Fast forward a decade and Microsoft recognized the game that was being played, which is that a set of six murky quasi-monopolies attempt to acquire diverse revenue streams and not lose information sources or access to their markets. While LinkedIn or Github may not have been direct threats to any of Microsoft’s existing businesses, if someone else got ahold of them Microsoft would have zero social footprint, which would be a big problem for them, having essentially missed out on search as well.

> Software, driven by Apple’s founder was threatening to take Apple’s market

NeXT was already a failure and was transitioning out of the hardware business. Apple couldn’t make a modern operating system to save its life and was getting crushed by Microsoft.

> Post Jobs’ death they bought a black celebrity-driven entertainment company.

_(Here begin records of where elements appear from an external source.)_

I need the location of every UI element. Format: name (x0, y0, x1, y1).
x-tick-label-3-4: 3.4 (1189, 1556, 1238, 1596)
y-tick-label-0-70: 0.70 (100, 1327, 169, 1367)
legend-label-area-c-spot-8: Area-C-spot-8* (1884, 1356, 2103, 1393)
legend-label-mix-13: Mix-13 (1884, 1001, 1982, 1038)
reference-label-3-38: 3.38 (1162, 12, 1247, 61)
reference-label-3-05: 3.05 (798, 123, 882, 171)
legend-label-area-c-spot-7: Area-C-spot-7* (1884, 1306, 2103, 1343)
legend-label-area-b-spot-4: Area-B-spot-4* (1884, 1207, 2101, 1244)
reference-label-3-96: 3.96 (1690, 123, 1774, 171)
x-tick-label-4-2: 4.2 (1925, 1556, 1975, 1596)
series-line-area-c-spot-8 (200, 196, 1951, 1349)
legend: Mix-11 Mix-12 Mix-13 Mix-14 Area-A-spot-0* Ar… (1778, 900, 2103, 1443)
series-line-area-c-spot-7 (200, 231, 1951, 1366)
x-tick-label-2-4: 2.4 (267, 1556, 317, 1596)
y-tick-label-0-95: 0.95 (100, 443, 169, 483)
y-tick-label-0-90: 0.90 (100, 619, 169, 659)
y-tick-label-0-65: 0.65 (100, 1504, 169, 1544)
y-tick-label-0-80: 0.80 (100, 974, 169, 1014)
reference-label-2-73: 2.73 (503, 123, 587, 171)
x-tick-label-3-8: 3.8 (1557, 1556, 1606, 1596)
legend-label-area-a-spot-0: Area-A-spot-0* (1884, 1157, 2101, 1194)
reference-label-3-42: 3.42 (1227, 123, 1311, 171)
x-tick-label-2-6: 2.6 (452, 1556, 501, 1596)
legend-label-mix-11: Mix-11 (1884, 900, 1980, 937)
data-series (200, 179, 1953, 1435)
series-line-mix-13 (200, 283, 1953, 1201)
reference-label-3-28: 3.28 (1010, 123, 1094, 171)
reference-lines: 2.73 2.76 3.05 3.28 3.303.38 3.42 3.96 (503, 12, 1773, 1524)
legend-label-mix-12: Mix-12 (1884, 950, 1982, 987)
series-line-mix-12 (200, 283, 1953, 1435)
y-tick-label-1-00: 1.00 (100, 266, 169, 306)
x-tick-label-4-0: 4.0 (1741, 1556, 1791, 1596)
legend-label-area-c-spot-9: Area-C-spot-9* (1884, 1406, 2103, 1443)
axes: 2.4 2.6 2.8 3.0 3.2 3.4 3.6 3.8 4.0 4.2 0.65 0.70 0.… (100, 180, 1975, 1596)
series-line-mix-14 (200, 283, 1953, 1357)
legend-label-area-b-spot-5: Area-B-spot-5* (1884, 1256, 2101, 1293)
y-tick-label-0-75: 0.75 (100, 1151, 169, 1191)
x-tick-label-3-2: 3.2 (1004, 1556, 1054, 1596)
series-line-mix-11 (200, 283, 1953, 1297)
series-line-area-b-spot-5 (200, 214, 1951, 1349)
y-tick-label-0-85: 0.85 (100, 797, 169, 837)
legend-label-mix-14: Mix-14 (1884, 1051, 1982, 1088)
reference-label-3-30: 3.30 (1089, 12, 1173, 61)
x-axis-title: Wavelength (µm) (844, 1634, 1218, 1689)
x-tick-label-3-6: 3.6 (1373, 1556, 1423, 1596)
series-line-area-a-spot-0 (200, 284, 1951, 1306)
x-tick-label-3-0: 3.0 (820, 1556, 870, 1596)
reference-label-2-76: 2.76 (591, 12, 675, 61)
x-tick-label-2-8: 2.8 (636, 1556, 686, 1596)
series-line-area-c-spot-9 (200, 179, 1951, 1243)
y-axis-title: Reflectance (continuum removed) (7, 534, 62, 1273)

This was absolutely a brand threat as Apple was now associated with Tim Cook, who is perhaps many amazing things but they do not include cool.

People aren’t buying iPhones because of a producer that most outside of Hip Hop only knew because he was the producer behind a famous White rapper (Eminem).

> Microsoft’s existing businesses, if someone else got ahold of them Microsoft would have zero social footprint, which would be a big problem for them, having essentially missed out on search as well.

Under Satya, they moved away from Windows everywhere to cloud and Office everywhere.

Azure isn’t popular because of GitHub. It mostly targets stodgy old Enterprise customers that are already on the MS platform. That’s not meant to be an insult. I was a stodgy old enterprise MS dev until 2018 when I started moving toward AWS technologies (where I now work).